Not all were "float planes." The two I took on "tourist" flights were land based and out of small airports, probably on Unicom frequencies. Again, they were small Cessna type aircraft (6 seaters), so I would agree that they probably did not have TCAS. And, neither flew above 10,000 ft, although one came close to it, flying to within 1000 yards of Denali's south peak, about half way up. But, every 5 minutes or so, the pilot would make a broadcast announcement on the frequency he was on, indicating where he was and what he was doing. I also heard similar broadcast transmissions from other pilots, doing the same.
 
I don't know what the issue is. One of the outfits that lost one of the floatplanes at Ketchikan last week, lost another one on Wednesday, I believe. Don't know what the problem was, it was upside down attached to a rescue vessel. Fatalities.

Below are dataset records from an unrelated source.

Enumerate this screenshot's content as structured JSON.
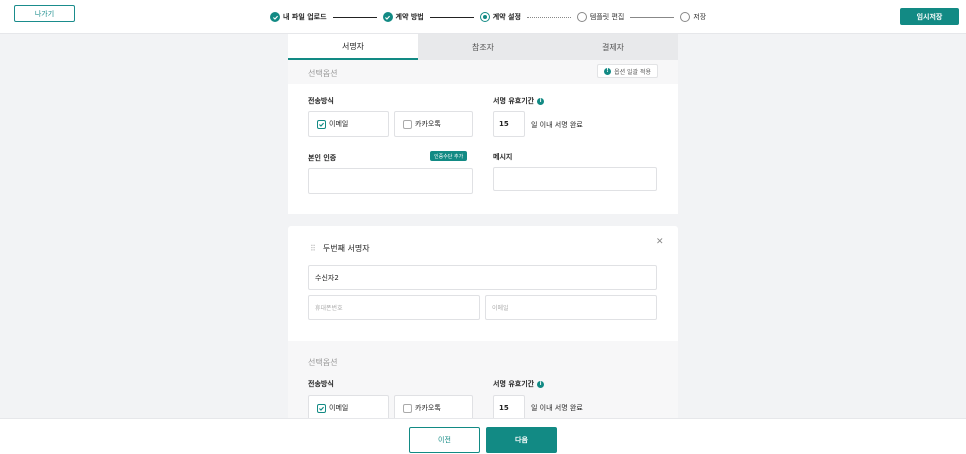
{
  "header": {
    "exit_label": "나가기",
    "temp_save_label": "임시저장",
    "steps": [
      {
        "label": "내 파일 업로드",
        "state": "done"
      },
      {
        "label": "계약 방법",
        "state": "done"
      },
      {
        "label": "계약 설정",
        "state": "current"
      },
      {
        "label": "템플릿 편집",
        "state": "todo"
      },
      {
        "label": "저장",
        "state": "todo"
      }
    ]
  },
  "tabs": [
    "서명자",
    "참조자",
    "결제자"
  ],
  "signer1": {
    "options_title": "선택옵션",
    "apply_all_label": "옵션 일괄 적용",
    "delivery_label": "전송방식",
    "delivery_email": "이메일",
    "delivery_kakao": "카카오톡",
    "validity_label": "서명 유효기간",
    "validity_days": "15",
    "validity_suffix": "일 이내 서명 완료",
    "auth_label": "본인 인증",
    "add_auth_label": "인증수단 추가",
    "message_label": "메시지"
  },
  "signer2": {
    "title": "두번째 서명자",
    "name_value": "수신자2",
    "phone_placeholder": "휴대폰번호",
    "email_placeholder": "이메일",
    "options_title": "선택옵션",
    "delivery_label": "전송방식",
    "delivery_email": "이메일",
    "delivery_kakao": "카카오톡",
    "validity_label": "서명 유효기간",
    "validity_days": "15",
    "validity_suffix": "일 이내 서명 완료"
  },
  "footer": {
    "prev_label": "이전",
    "next_label": "다음"
  },
  "colors": {
    "accent": "#128a84"
  }
}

I don't want to throw stones and these guys may be the best of the best, The airlines are sucking up a lot of low time pilots, I don't know how qualified some of these charter pilots are.
 
Thanks for all the replies, good to know that the TCAS system exists.
I was wondering how "it decides" to advise one plane to climb, and the other to descend, or one to turn right or left in a potential collision situation. Hope there is no electronic roulette wheel in the decision making process?

Ed.
 
Thanks for all the replies, good to know that the TCAS system exists.
I was wondering how "it decides" to advise one plane to climb, and the other to descend, or one to turn right or left in a potential collision situation. Hope there is no electronic roulette wheel in the decision making process?

Ed.

The TCAS does indeed talk to each other so they don't give conflicting commands. They only give vertical commands too, no turning.